Les siffleurs de Benvenuto, en apprenant ces nouvelles du dehors, commencèrent à réfléchir; si, par hasard, ils s'étaient trompés!... Il y eut une espèce de revirement dans le public et l'on vit, un jour, des conscrits entonner, dans la rue, le motif de la Marche funèbre et triomphale en se promenant du Palais-Royal aux Italiens et à l'Opéra. Le cortège se composait d'une centaine de jeunes gens précédés de vivandières, de sapeurs, de tambours-majors et de porte-drapeaux[29].

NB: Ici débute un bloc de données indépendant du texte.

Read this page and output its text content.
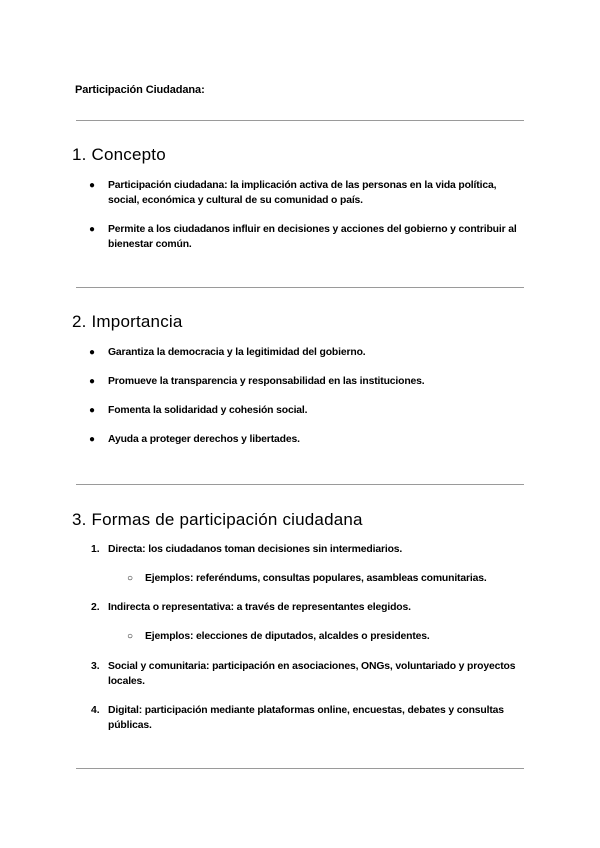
Participación Ciudadana:
1. Concepto
● Participación ciudadana: la implicación activa de las personas en la vida política, social, económica y cultural de su comunidad o país.
● Permite a los ciudadanos influir en decisiones y acciones del gobierno y contribuir al bienestar común.
2. Importancia
● Garantiza la democracia y la legitimidad del gobierno.
● Promueve la transparencia y responsabilidad en las instituciones.
● Fomenta la solidaridad y cohesión social.
● Ayuda a proteger derechos y libertades.
3. Formas de participación ciudadana
1. Directa: los ciudadanos toman decisiones sin intermediarios.
○ Ejemplos: referéndums, consultas populares, asambleas comunitarias.
2. Indirecta o representativa: a través de representantes elegidos.
○ Ejemplos: elecciones de diputados, alcaldes o presidentes.
3. Social y comunitaria: participación en asociaciones, ONGs, voluntariado y proyectos locales.
4. Digital: participación mediante plataformas online, encuestas, debates y consultas públicas.
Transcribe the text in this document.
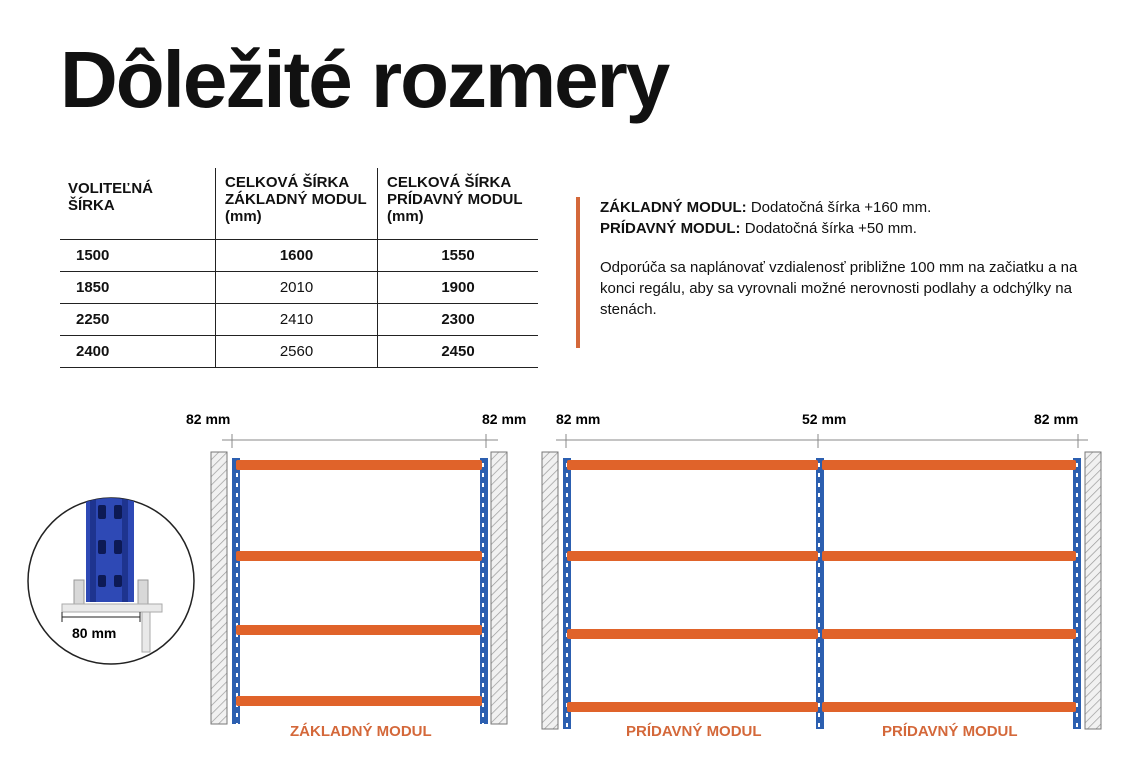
Dôležité rozmery
VOLITEĽNÁ ŠÍRKA
CELKOVÁ ŠÍRKA ZÁKLADNÝ MODUL (mm)
CELKOVÁ ŠÍRKA PRÍDAVNÝ MODUL (mm)
1500	1600	1550
1850	2010	1900
2250	2410	2300
2400	2560	2450

ZÁKLADNÝ MODUL: Dodatočná šírka +160 mm.

PRÍDAVNÝ MODUL: Dodatočná šírka +50 mm.

Odporúča sa naplánovať vzdialenosť približne 100 mm na začiatku a na konci regálu, aby sa vyrovnali možné nerovnosti podlahy a odchýlky na stenách.

82 mm	82 mm 82 mm	52 mm	82 mm
ZÁKLADNÝ MODUL	PRÍDAVNÝ MODUL	PRÍDAVNÝ MODUL
80 mm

«A Bruxelles, nous dit le compositeur dans ses Mémoires, les opinions sur ma musique furent presque aussi divergentes qu'à Paris.» C'est là que nous nous trouvons pour la première fois en présence de mademoiselle Récio, que Berlioz devait épouser à la mort d'Henriette Smithson; mademoiselle Récio chanta dans les concerts de son futur mari; nous ignorons avec quel succès. Le voyage en Allemagne fut beaucoup plus décisif pour la gloire du musicien que l'excursion en Belgique; depuis longtemps, Berlioz était attendu de l'autre côté du Rhin. Nous osons à peine révéler la vérité, car elle est triste à dire; triste pour nous, Français, et pour notre goût artistique. Pendant que nous marchandions à notre compatriote de maigres applaudissements, la capitale de la Prusse le traitait en triomphateur; on lui accordait le théâtre royal et les premiers artistes de la ville, le roi accourait de Potsdam à franc étrier, se mêlait à l'enthousiasme de ses sujets (malgré l'étiquette), demandait pour ses bandes militaires la Fête chez Capulet[30]. Bien mieux: le maître de la chapelle ducale de Brunswick, M. Georges Muller, venait, après l'audition de Roméo et Juliette, déposer une couronne sur la partition[31]. Mendelssohn enfin, qui dédaignait tant son camarade de Rome, échangeait avec lui son bâton de chef d'orchestre, à propos du Sabbat de la Symphonie fantastique, exécuté presque en même temps que la Première Nuit du Sabbat, à Leipzig. Le compositeur parisien remercia par une lettre le compositeur allemand; nous avons eu la chance inespérée de retrouver le texte du billet:
Leipzig, 2 février 1843.
Au chef Mendelssohn.
«Grand chef, nous nous sommes promis d'échanger nos tomawacks! Voici le mien, il est grossier, le tien est simple!
»Les Squaws seules et les Visages-Pâles aiment les armes ornées. Sois mon frère, et, quand le Grand-Esprit nous aura envoyés chasser dans le pays des âmes, que nos guerriers suspendent nos tomawacks amis à la porte du conseil[32].»